Precious R&D data wants to become valuable
The BioData and BioTechX community in Basel, Switzerland, is a hotspot for on-site biotechnology innovation among many big pharma companies. Time to review the 2023 edition and our personal experiences with a focus on data and its value.
Setting the scene: The data flood 🌊
Data in scientific research is incredibly complex. It ranges from Omics data sets, including genomics and epigenomics, to proteomics and single-cell/nuclei analyses – so-called Multiomics. Naturally, they are available across species. Text-based literature and various imaging modalities further contribute to the data complexity.
All this data holds an often untapped value that is waiting to be realized.
Data generation at pace ⚙️
In recent years, significant efforts have been made in automation to ensure continuous data generation and higher sample throughput at the molecular level. With it came substantial improvements in quality control, protocols and sample preparation. While some major players in the field have effectively addressed these challenges, others are only now recognising the need for immediate action.
To generate data at high speed, a coordinated approach is needed, from laboratory hardware and software to data and workflow management.
From data to insights: Connecting the dots 🕸
Various tools, many of which are presented at Biotech conferences, aim to combine new datasets with existing knowledge to provide a strong foundation for scientific data interpretation.
Worth mentioning this year are knowledge graphs. They are increasingly being used to help data experts model and store complex (meta) data and patient information as an aid in the consolidation of insights. These graphs have different underlying data models to connect the isolated “siloed” data sets and information. Having multiple graphs within a company is becoming standard, while data transfer between graphs is often necessary.
While knowledge graphs are useful in various sectors, in Biotech R&D they are often applied at the use case level.
The 2023 AI = Language Model hype 🚀
The rise of AI for text and image analysis, like LLMs and CNNs, has fueled hopes for improving early R&D outcomes too. However, directly applying AI to biological data has not met the high expectations – yet.
Deep learning models like LLMs and CNNs excel at text/image modalities, but come with limitations when it comes to highly complex, often unstructured molecular data (with the exception of genomics, structural biology and chemoinformatics data).
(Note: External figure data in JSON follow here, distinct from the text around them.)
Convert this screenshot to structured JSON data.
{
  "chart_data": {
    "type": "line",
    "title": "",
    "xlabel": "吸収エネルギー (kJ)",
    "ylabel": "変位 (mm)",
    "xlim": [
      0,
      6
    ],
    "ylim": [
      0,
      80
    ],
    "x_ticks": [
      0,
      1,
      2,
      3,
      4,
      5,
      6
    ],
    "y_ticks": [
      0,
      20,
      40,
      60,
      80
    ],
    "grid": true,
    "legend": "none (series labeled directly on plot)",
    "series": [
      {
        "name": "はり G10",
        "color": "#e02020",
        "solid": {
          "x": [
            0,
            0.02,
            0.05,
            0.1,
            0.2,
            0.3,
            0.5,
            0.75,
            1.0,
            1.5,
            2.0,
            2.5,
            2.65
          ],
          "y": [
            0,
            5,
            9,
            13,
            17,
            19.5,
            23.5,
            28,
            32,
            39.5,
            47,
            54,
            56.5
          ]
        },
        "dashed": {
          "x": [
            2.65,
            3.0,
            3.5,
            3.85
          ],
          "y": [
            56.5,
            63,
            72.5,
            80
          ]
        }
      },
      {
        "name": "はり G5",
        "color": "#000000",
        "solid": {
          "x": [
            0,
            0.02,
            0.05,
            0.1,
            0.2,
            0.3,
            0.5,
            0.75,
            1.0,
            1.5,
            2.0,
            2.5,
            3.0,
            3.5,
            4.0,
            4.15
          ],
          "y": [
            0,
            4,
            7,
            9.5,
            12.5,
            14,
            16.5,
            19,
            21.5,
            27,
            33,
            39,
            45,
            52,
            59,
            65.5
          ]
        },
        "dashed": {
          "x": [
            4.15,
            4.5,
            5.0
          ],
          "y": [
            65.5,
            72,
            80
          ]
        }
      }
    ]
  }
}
The complexity of biological data poses a fundamental challenge as benchmark datasets are often not available. Just imagine that proteins – the potential drug targets – may act as pro-inflammatory at times and anti-inflammatory at others. Our cells know exactly how to react to external stimuli and environmental changes, but it’s hard for us to recapitulate cellular decision making in a generic or even generative manner.
Can we win the race? 🏆
The key to success with any given technology will be to deliver business value.
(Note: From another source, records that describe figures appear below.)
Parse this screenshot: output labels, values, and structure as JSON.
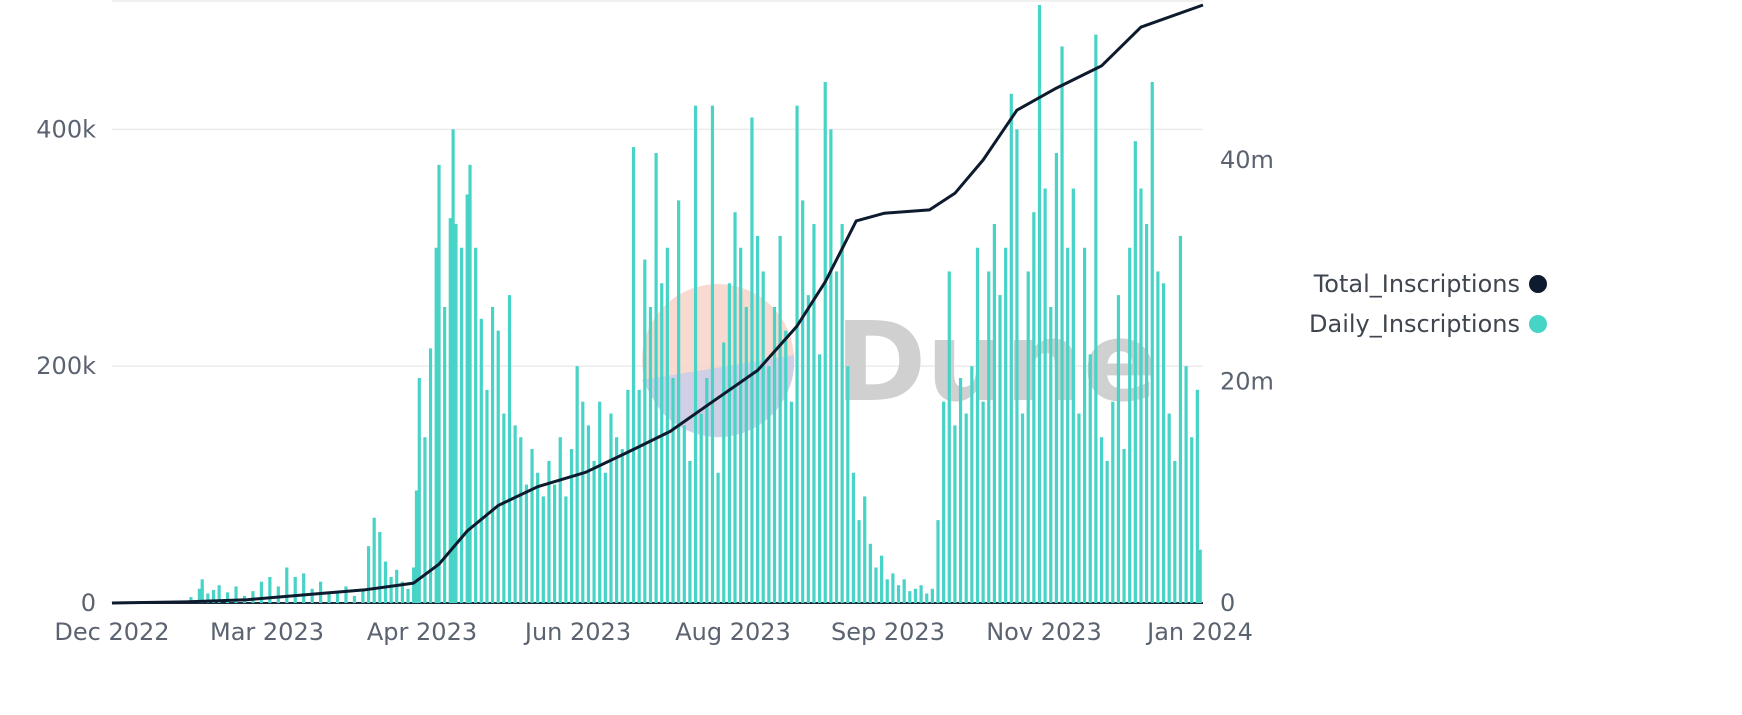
{
  "chart_data": {
    "type": "bar+line",
    "title": "",
    "watermark": "Dune",
    "x_tick_labels": [
      "Dec 2022",
      "Mar 2023",
      "Apr 2023",
      "Jun 2023",
      "Aug 2023",
      "Sep 2023",
      "Nov 2023",
      "Jan 2024"
    ],
    "x_range": [
      "2022-12-15",
      "2024-01-06"
    ],
    "y_left": {
      "ticks": [
        0,
        200000,
        400000
      ],
      "tick_labels": [
        "0",
        "200k",
        "400k"
      ],
      "range": [
        0,
        505000
      ]
    },
    "y_right": {
      "ticks": [
        0,
        20000000,
        40000000
      ],
      "tick_labels": [
        "0",
        "20m",
        "40m"
      ],
      "range": [
        0,
        54000000
      ]
    },
    "grid": true,
    "legend": {
      "position": "right",
      "items": [
        {
          "label": "Total_Inscriptions",
          "color": "#0e1a2e"
        },
        {
          "label": "Daily_Inscriptions",
          "color": "#47d3c6"
        }
      ]
    },
    "series": [
      {
        "name": "Daily_Inscriptions",
        "type": "bar",
        "axis": "left",
        "color": "#47d3c6",
        "points": [
          [
            "2022-12-15",
            300
          ],
          [
            "2022-12-22",
            500
          ],
          [
            "2023-01-01",
            900
          ],
          [
            "2023-01-08",
            2000
          ],
          [
            "2023-01-12",
            5000
          ],
          [
            "2023-01-15",
            12000
          ],
          [
            "2023-01-16",
            20000
          ],
          [
            "2023-01-18",
            8000
          ],
          [
            "2023-01-20",
            11000
          ],
          [
            "2023-01-22",
            15000
          ],
          [
            "2023-01-25",
            9000
          ],
          [
            "2023-01-28",
            14000
          ],
          [
            "2023-01-31",
            6000
          ],
          [
            "2023-02-03",
            10000
          ],
          [
            "2023-02-06",
            18000
          ],
          [
            "2023-02-09",
            22000
          ],
          [
            "2023-02-12",
            14000
          ],
          [
            "2023-02-15",
            30000
          ],
          [
            "2023-02-18",
            22000
          ],
          [
            "2023-02-21",
            25000
          ],
          [
            "2023-02-24",
            12000
          ],
          [
            "2023-02-27",
            18000
          ],
          [
            "2023-03-02",
            8000
          ],
          [
            "2023-03-05",
            10000
          ],
          [
            "2023-03-08",
            14000
          ],
          [
            "2023-03-11",
            6000
          ],
          [
            "2023-03-14",
            12000
          ],
          [
            "2023-03-16",
            48000
          ],
          [
            "2023-03-18",
            72000
          ],
          [
            "2023-03-20",
            60000
          ],
          [
            "2023-03-22",
            35000
          ],
          [
            "2023-03-24",
            22000
          ],
          [
            "2023-03-26",
            28000
          ],
          [
            "2023-03-28",
            18000
          ],
          [
            "2023-03-30",
            12000
          ],
          [
            "2023-04-01",
            30000
          ],
          [
            "2023-04-02",
            95000
          ],
          [
            "2023-04-03",
            190000
          ],
          [
            "2023-04-05",
            140000
          ],
          [
            "2023-04-07",
            215000
          ],
          [
            "2023-04-09",
            300000
          ],
          [
            "2023-04-10",
            370000
          ],
          [
            "2023-04-12",
            250000
          ],
          [
            "2023-04-14",
            325000
          ],
          [
            "2023-04-15",
            400000
          ],
          [
            "2023-04-16",
            320000
          ],
          [
            "2023-04-18",
            300000
          ],
          [
            "2023-04-20",
            345000
          ],
          [
            "2023-04-21",
            370000
          ],
          [
            "2023-04-23",
            300000
          ],
          [
            "2023-04-25",
            240000
          ],
          [
            "2023-04-27",
            180000
          ],
          [
            "2023-04-29",
            250000
          ],
          [
            "2023-05-01",
            230000
          ],
          [
            "2023-05-03",
            160000
          ],
          [
            "2023-05-05",
            260000
          ],
          [
            "2023-05-07",
            150000
          ],
          [
            "2023-05-09",
            140000
          ],
          [
            "2023-05-11",
            100000
          ],
          [
            "2023-05-13",
            130000
          ],
          [
            "2023-05-15",
            110000
          ],
          [
            "2023-05-17",
            90000
          ],
          [
            "2023-05-19",
            120000
          ],
          [
            "2023-05-21",
            100000
          ],
          [
            "2023-05-23",
            140000
          ],
          [
            "2023-05-25",
            90000
          ],
          [
            "2023-05-27",
            130000
          ],
          [
            "2023-05-29",
            200000
          ],
          [
            "2023-05-31",
            170000
          ],
          [
            "2023-06-02",
            150000
          ],
          [
            "2023-06-04",
            120000
          ],
          [
            "2023-06-06",
            170000
          ],
          [
            "2023-06-08",
            110000
          ],
          [
            "2023-06-10",
            160000
          ],
          [
            "2023-06-12",
            140000
          ],
          [
            "2023-06-14",
            130000
          ],
          [
            "2023-06-16",
            180000
          ],
          [
            "2023-06-18",
            385000
          ],
          [
            "2023-06-20",
            180000
          ],
          [
            "2023-06-22",
            290000
          ],
          [
            "2023-06-24",
            250000
          ],
          [
            "2023-06-26",
            380000
          ],
          [
            "2023-06-28",
            270000
          ],
          [
            "2023-06-30",
            300000
          ],
          [
            "2023-07-02",
            190000
          ],
          [
            "2023-07-04",
            340000
          ],
          [
            "2023-07-06",
            150000
          ],
          [
            "2023-07-08",
            120000
          ],
          [
            "2023-07-10",
            420000
          ],
          [
            "2023-07-12",
            160000
          ],
          [
            "2023-07-14",
            190000
          ],
          [
            "2023-07-16",
            420000
          ],
          [
            "2023-07-18",
            110000
          ],
          [
            "2023-07-20",
            220000
          ],
          [
            "2023-07-22",
            270000
          ],
          [
            "2023-07-24",
            330000
          ],
          [
            "2023-07-26",
            300000
          ],
          [
            "2023-07-28",
            250000
          ],
          [
            "2023-07-30",
            410000
          ],
          [
            "2023-08-01",
            310000
          ],
          [
            "2023-08-03",
            280000
          ],
          [
            "2023-08-05",
            200000
          ],
          [
            "2023-08-07",
            250000
          ],
          [
            "2023-08-09",
            310000
          ],
          [
            "2023-08-11",
            230000
          ],
          [
            "2023-08-13",
            170000
          ],
          [
            "2023-08-15",
            420000
          ],
          [
            "2023-08-17",
            340000
          ],
          [
            "2023-08-19",
            260000
          ],
          [
            "2023-08-21",
            320000
          ],
          [
            "2023-08-23",
            210000
          ],
          [
            "2023-08-25",
            440000
          ],
          [
            "2023-08-27",
            400000
          ],
          [
            "2023-08-29",
            280000
          ],
          [
            "2023-08-31",
            320000
          ],
          [
            "2023-09-02",
            200000
          ],
          [
            "2023-09-04",
            110000
          ],
          [
            "2023-09-06",
            70000
          ],
          [
            "2023-09-08",
            90000
          ],
          [
            "2023-09-10",
            50000
          ],
          [
            "2023-09-12",
            30000
          ],
          [
            "2023-09-14",
            40000
          ],
          [
            "2023-09-16",
            20000
          ],
          [
            "2023-09-18",
            25000
          ],
          [
            "2023-09-20",
            15000
          ],
          [
            "2023-09-22",
            20000
          ],
          [
            "2023-09-24",
            10000
          ],
          [
            "2023-09-26",
            12000
          ],
          [
            "2023-09-28",
            15000
          ],
          [
            "2023-09-30",
            8000
          ],
          [
            "2023-10-02",
            12000
          ],
          [
            "2023-10-04",
            70000
          ],
          [
            "2023-10-06",
            170000
          ],
          [
            "2023-10-08",
            280000
          ],
          [
            "2023-10-10",
            150000
          ],
          [
            "2023-10-12",
            190000
          ],
          [
            "2023-10-14",
            160000
          ],
          [
            "2023-10-16",
            200000
          ],
          [
            "2023-10-18",
            300000
          ],
          [
            "2023-10-20",
            170000
          ],
          [
            "2023-10-22",
            280000
          ],
          [
            "2023-10-24",
            320000
          ],
          [
            "2023-10-26",
            260000
          ],
          [
            "2023-10-28",
            300000
          ],
          [
            "2023-10-30",
            430000
          ],
          [
            "2023-11-01",
            400000
          ],
          [
            "2023-11-03",
            160000
          ],
          [
            "2023-11-05",
            280000
          ],
          [
            "2023-11-07",
            330000
          ],
          [
            "2023-11-09",
            505000
          ],
          [
            "2023-11-11",
            350000
          ],
          [
            "2023-11-13",
            250000
          ],
          [
            "2023-11-15",
            380000
          ],
          [
            "2023-11-17",
            470000
          ],
          [
            "2023-11-19",
            300000
          ],
          [
            "2023-11-21",
            350000
          ],
          [
            "2023-11-23",
            160000
          ],
          [
            "2023-11-25",
            300000
          ],
          [
            "2023-11-27",
            210000
          ],
          [
            "2023-11-29",
            480000
          ],
          [
            "2023-12-01",
            140000
          ],
          [
            "2023-12-03",
            120000
          ],
          [
            "2023-12-05",
            170000
          ],
          [
            "2023-12-07",
            260000
          ],
          [
            "2023-12-09",
            130000
          ],
          [
            "2023-12-11",
            300000
          ],
          [
            "2023-12-13",
            390000
          ],
          [
            "2023-12-15",
            350000
          ],
          [
            "2023-12-17",
            320000
          ],
          [
            "2023-12-19",
            440000
          ],
          [
            "2023-12-21",
            280000
          ],
          [
            "2023-12-23",
            270000
          ],
          [
            "2023-12-25",
            160000
          ],
          [
            "2023-12-27",
            120000
          ],
          [
            "2023-12-29",
            310000
          ],
          [
            "2023-12-31",
            200000
          ],
          [
            "2024-01-02",
            140000
          ],
          [
            "2024-01-04",
            180000
          ],
          [
            "2024-01-05",
            45000
          ]
        ]
      },
      {
        "name": "Total_Inscriptions",
        "type": "line",
        "axis": "right",
        "color": "#0e1a2e",
        "points": [
          [
            "2022-12-15",
            0
          ],
          [
            "2023-01-10",
            100000
          ],
          [
            "2023-02-01",
            300000
          ],
          [
            "2023-03-01",
            900000
          ],
          [
            "2023-03-15",
            1200000
          ],
          [
            "2023-04-01",
            1800000
          ],
          [
            "2023-04-10",
            3500000
          ],
          [
            "2023-04-20",
            6500000
          ],
          [
            "2023-05-01",
            8800000
          ],
          [
            "2023-05-15",
            10500000
          ],
          [
            "2023-06-01",
            11800000
          ],
          [
            "2023-06-15",
            13500000
          ],
          [
            "2023-07-01",
            15500000
          ],
          [
            "2023-07-15",
            18000000
          ],
          [
            "2023-08-01",
            21000000
          ],
          [
            "2023-08-15",
            25000000
          ],
          [
            "2023-08-25",
            29000000
          ],
          [
            "2023-09-01",
            32500000
          ],
          [
            "2023-09-05",
            34500000
          ],
          [
            "2023-09-15",
            35200000
          ],
          [
            "2023-10-01",
            35500000
          ],
          [
            "2023-10-10",
            37000000
          ],
          [
            "2023-10-20",
            40000000
          ],
          [
            "2023-11-01",
            44500000
          ],
          [
            "2023-11-15",
            46500000
          ],
          [
            "2023-12-01",
            48500000
          ],
          [
            "2023-12-15",
            52000000
          ],
          [
            "2024-01-06",
            54000000
          ]
        ]
      }
    ]
  }
}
Nothing more and nothing less.
We can ask ourselves: How does my R&D solution create real business value? Genuine success will stem from effective treatments. Keep this criterion in mind when determining your goals and/or developing your algorithms.
It’s not enough anymore to rely just on a small data set to take a (early R&D) decision. We now have ample data to evaluate, which decision is more likely to be successful. Therefore, use your data wisely in the context of public data and be prepared to fail early if things aren’t working.